Cada vez más padres comparten imágenes, vídeos y momentos de sus hijos en redes sociales sin ser del todo conscientes de las consecuencias. Lo que comenzó como una forma inocente de mostrar orgullo o de compartir la vida familiar se ha convertido en un fenómeno preocupante conocido como sharenting: la exposición constante de menores en Internet.
Según una reciente noticia de Telecinco, dos de cada diez niños aparecen en Internet antes incluso de nacer, y a los seis meses el 81 % ya ha sido “etiquetado” en algún contenido. La huella digital comienza mucho antes de que puedan decidir si quieren estar ahí o no.
El problema no se limita a la falta de conciencia. En muchos casos, estas publicaciones se convierten en una fuente de ingresos para padres e influencers que utilizan la imagen de sus hijos para ganar visibilidad o dinero. Como se menciona en la noticia, cuando un menor aparece en un vídeo, los “likes” se multiplican, y eso puede traducirse en contratos, colaboraciones o beneficios económicos. Detrás del éxito digital se esconde un riesgo claro: la mercantilización de la infancia.
El psicólogo Alejandro Villena, citado en el reportaje, advierte que muchos padres priorizan la aprobación social frente al bienestar del menor. Internet no es un álbum familiar, sino un espacio público donde la información puede ser copiada, manipulada o utilizada con fines dañinos. Las imágenes de menores pueden terminar en contextos inadecuados, incluyendo el ciberacoso o incluso la explotación sexual.
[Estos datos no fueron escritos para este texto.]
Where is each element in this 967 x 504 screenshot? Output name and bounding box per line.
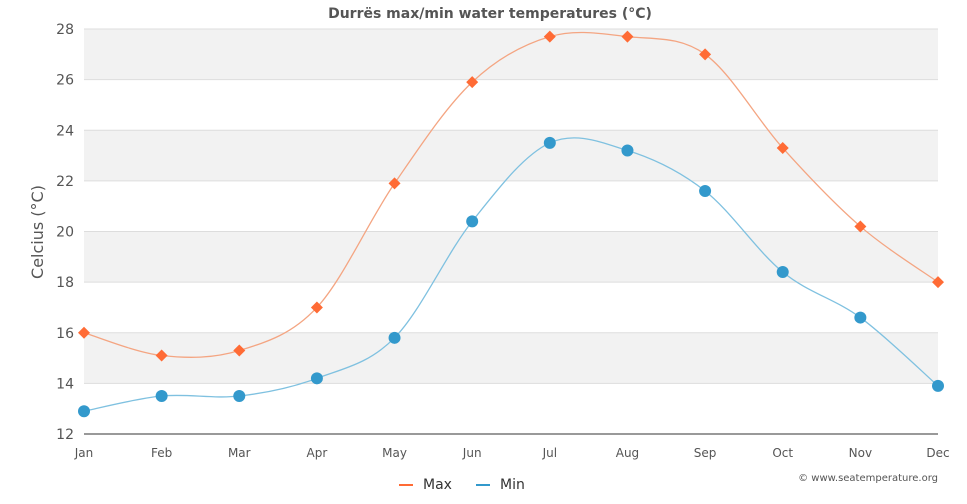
data-point-min[interactable] <box>155 390 168 403</box>
x-tick-label: Jun <box>462 446 482 460</box>
x-tick-label: Oct <box>772 446 793 460</box>
data-point-max[interactable] <box>388 177 401 190</box>
grid-band <box>84 282 938 333</box>
data-point-max[interactable] <box>543 30 556 43</box>
legend-label-max: Max <box>423 477 452 493</box>
x-tick-label: Jul <box>542 446 557 460</box>
data-point-max[interactable] <box>699 48 712 61</box>
x-tick-label: Aug <box>616 446 639 460</box>
data-point-max[interactable] <box>932 276 944 289</box>
grid-band <box>84 130 938 181</box>
x-tick-label: May <box>382 446 407 460</box>
x-tick-label: Mar <box>228 446 251 460</box>
x-tick-label: Dec <box>926 446 949 460</box>
data-point-max[interactable] <box>233 344 246 357</box>
grid-band <box>84 29 938 80</box>
data-point-min[interactable] <box>621 144 634 157</box>
data-point-min[interactable] <box>78 405 90 418</box>
x-tick-label: Feb <box>151 446 172 460</box>
data-point-max[interactable] <box>466 76 479 89</box>
x-tick-label: Apr <box>307 446 328 460</box>
credit-text: © www.seatemperature.org <box>798 473 938 484</box>
y-tick-label: 26 <box>56 73 74 89</box>
grid-band <box>84 180 938 232</box>
data-point-max[interactable] <box>854 220 867 233</box>
y-tick-label: 18 <box>56 275 74 291</box>
y-tick-label: 22 <box>56 174 74 190</box>
legend-item-max[interactable]: Max <box>399 477 452 493</box>
y-axis-label: Celcius (°C) <box>28 185 47 279</box>
grid-band <box>84 383 938 434</box>
y-tick-label: 14 <box>56 376 74 392</box>
x-tick-label: Sep <box>694 446 717 460</box>
data-point-min[interactable] <box>932 379 944 392</box>
data-point-max[interactable] <box>78 326 90 339</box>
legend: Max Min <box>399 477 525 493</box>
data-point-max[interactable] <box>776 141 789 154</box>
data-point-min[interactable] <box>699 185 712 197</box>
legend-label-min: Min <box>500 477 525 493</box>
grid-band <box>84 332 938 384</box>
y-tick-label: 20 <box>56 225 74 241</box>
data-point-max[interactable] <box>621 30 634 43</box>
data-point-min[interactable] <box>543 136 556 149</box>
chart-title: Durrës max/min water temperatures (°C) <box>328 6 652 22</box>
data-point-min[interactable] <box>310 372 323 385</box>
y-tick-label: 12 <box>56 427 74 443</box>
x-tick-label: Jan <box>74 446 94 460</box>
grid-band <box>84 231 938 283</box>
x-tick-label: Nov <box>849 446 872 460</box>
grid-band <box>84 79 938 131</box>
y-tick-label: 28 <box>56 22 74 38</box>
data-point-min[interactable] <box>233 390 246 403</box>
data-point-min[interactable] <box>466 215 479 228</box>
data-point-max[interactable] <box>155 349 168 362</box>
data-point-min[interactable] <box>776 266 789 278</box>
data-point-min[interactable] <box>388 331 401 344</box>
y-tick-label: 16 <box>56 326 74 342</box>
legend-item-min[interactable]: Min <box>476 477 525 493</box>
y-tick-label: 24 <box>56 123 74 139</box>
data-point-max[interactable] <box>310 301 323 314</box>
data-point-min[interactable] <box>854 311 867 324</box>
Más allá de los riesgos evidentes, hay un impacto psicológico que apenas estamos empezando a comprender. Crecer sabiendo que tu vida privada ha sido expuesta desde la infancia puede influir en la autoestima, la identidad y la sensación de control personal. Los niños y adolescentes que han tenido una exposición digital temprana pueden desarrollar una relación distinta con su intimidad y con el valor de su propia imagen.
Detrás del sharenting también hay dinámicas emocionales y sociales: la búsqueda de validación, la necesidad de mostrar una vida perfecta o el miedo a quedarse fuera de la conversación digital. En una cultura donde todo se comparte, no compartir parece una renuncia. Pero proteger la intimidad de los hijos es, en realidad, un acto de responsabilidad y amor.
Como recuerda Villena, necesitamos un plan integral que combine educación digital, ética tecnológica y acompañamiento familiar. No basta con advertir los riesgos: es necesario enseñar a discernir qué merece ser compartido y qué debe permanecer en el ámbito privado. Internet puede ser un espacio de conexión, pero también de exposición y vulnerabilidad.
En Piénsatelo Psicología creemos que hablar de redes sociales y salud mental infantil es urgente. La digitalización de la infancia no es solo un fenómeno tecnológico, sino también emocional y ético. La pregunta no es si debemos compartir, sino por qué lo hacemos y a qué estamos renunciando cuando lo hacemos.
Ya sabes que aquí nos cuestionamos las cosas.